Europe's first 3D-printed boat launched
21 December 2020, 10:50
A seaworthy boat, 3D printed in one piece, has now been launched in Gothenburg. This is the first time this has happened in Europe. The boat has been printed at RISE and is the result of a collaboration between RISE and Cipax, which owns the boat model Pioner.
3D printing instead of conventional rotational molding in boat manufacturing makes it possible to manufacture tailor-made designed boats in small series at low cost and with short lead times.
- With this technology, we get far greater freedom in the design of our boats. We can easily make adjustments or additions, and then send the design file to the print, says Dag Eirik R Thomassen, CEO of Pioner.
Already today, there is great interest in tailor-made designed boats among the company's customers. With 3D printing, production can be adjusted to a completely different extent.
Among customers in the public sector, there are other needs.
- We have customers like the police, the fire service and the Armed Forces. There we see how we will be able to design boats for their individual needs, such as firefighting in installations, reconnaissance equipment, gas masks and diving equipment.
An advantage of 3D printing is that individual copies can be produced without the cost skyrocketing because no molds are needed. The challenge with 3D printing can be the need for a lot of support materials and thus waste. But by cleverly adapting the original boat design for 3D printing, it was possible to produce it with less than 4 percent generated material waste.

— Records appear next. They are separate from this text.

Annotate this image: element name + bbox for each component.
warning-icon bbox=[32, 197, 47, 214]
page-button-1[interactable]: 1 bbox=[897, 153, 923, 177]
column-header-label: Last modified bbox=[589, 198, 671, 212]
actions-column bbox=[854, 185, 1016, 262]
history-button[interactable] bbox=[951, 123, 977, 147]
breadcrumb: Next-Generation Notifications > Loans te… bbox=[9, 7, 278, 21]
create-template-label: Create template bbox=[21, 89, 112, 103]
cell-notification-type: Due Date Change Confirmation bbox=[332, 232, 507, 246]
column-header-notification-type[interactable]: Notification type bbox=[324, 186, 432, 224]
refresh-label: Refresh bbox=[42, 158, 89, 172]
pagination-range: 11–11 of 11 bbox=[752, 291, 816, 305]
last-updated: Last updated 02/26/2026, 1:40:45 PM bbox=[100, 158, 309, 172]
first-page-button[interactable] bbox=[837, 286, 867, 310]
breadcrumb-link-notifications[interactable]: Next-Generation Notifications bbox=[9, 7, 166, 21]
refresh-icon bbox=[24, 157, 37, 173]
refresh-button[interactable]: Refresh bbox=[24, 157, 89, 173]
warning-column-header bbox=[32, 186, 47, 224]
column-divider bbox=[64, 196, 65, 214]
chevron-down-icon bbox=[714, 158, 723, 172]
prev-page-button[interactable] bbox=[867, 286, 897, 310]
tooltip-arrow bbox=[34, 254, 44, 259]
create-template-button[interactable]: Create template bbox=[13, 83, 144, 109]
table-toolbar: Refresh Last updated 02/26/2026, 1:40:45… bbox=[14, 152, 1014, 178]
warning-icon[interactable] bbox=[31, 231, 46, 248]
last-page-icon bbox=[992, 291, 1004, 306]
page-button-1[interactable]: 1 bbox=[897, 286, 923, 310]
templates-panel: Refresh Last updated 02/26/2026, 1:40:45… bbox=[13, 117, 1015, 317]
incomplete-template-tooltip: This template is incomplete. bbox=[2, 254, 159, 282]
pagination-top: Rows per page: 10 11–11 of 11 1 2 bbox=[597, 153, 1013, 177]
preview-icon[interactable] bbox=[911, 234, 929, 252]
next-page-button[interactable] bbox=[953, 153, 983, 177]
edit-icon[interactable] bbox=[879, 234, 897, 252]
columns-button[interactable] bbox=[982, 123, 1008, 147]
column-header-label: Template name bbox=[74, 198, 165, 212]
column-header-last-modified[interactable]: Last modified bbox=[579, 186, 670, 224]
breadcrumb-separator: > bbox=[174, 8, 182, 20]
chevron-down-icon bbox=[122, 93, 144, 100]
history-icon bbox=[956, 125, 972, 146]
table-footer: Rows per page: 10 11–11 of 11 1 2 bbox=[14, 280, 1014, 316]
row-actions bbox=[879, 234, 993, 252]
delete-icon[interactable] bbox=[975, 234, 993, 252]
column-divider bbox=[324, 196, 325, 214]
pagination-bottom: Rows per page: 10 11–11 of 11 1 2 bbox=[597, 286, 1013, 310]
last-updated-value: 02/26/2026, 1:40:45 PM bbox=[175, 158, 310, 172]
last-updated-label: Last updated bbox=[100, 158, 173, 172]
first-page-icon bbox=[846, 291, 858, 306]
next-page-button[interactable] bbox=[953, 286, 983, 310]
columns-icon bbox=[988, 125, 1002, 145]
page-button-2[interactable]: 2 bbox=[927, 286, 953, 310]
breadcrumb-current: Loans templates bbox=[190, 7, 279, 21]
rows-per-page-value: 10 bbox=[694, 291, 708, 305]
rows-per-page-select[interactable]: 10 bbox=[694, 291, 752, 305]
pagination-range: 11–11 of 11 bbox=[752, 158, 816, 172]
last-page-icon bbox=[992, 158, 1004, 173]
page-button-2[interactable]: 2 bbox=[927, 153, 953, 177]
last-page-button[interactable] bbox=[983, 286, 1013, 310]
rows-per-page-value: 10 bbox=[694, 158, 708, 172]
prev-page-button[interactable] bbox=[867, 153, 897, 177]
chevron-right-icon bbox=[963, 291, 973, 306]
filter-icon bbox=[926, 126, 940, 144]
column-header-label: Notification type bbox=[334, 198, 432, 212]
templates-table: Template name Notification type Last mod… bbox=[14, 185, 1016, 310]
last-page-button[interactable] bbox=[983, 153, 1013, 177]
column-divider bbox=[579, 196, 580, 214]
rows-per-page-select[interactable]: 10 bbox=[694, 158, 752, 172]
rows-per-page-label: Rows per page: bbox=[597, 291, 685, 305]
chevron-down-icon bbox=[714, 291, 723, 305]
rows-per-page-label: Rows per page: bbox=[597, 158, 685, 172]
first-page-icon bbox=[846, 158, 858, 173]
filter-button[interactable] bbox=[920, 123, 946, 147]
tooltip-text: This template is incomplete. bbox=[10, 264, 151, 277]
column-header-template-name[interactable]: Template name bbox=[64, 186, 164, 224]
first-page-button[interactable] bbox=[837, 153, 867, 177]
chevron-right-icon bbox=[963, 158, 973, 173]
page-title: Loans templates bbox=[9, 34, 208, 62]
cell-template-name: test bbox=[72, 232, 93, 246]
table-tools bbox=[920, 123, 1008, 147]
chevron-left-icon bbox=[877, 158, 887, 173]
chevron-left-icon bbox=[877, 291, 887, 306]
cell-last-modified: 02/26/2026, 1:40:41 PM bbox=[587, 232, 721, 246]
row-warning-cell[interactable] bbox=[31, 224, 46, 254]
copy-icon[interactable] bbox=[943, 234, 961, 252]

However, it is a challenge to meet product-specific properties. A recreational boat must, for example, according to current rules be able to float even if it is filled with water. The 3D-printed boat can almost live up to it, but only almost.
- 3D printing requires a different type of plastic, mixed with fiberglass not to collapse when it is laid layer upon layer. This makes the density slightly higher, so that it becomes higher than water. Before 3D printed boats can be sold commercially it is necessary to add some kind of floating bodies, says Jan Johansson, researcher at RISE.
The boat has been developed in a collaboration between RISE and Cipax, owner of the boat model Pioner, within the research project DiLAM. The project has investigated new ways of manufacturing large-scale products using industrial robot arms from ABB as flexible 3D printers. The project is supported by VINNOVA, the Swedish Energy Agency and Formas through Production2030.
- Combining 3D printing with industrial robots and new materials opens up new opportunities for flexible and resource-efficient production of innovative large-scale products. This is not only useful in the marine industry but also in the automotive industry, construction, aerospace and furniture industry, says Emil Johansson, researcher and project leader at RISE. By offering support along the entire value chain, from design to final product, we at RISE want to drive the development of additive manufacturing in the industry.
- As an industrial player, we want to work closely with the latest research. Innovation is the most important factor if you want to be a profitable player in the future, succeed with your products and develop at a high pace, says Dag Eirik R Thomassen. 3D-printed boats will probably not replace the traditionally developed models, but they will be an important complement.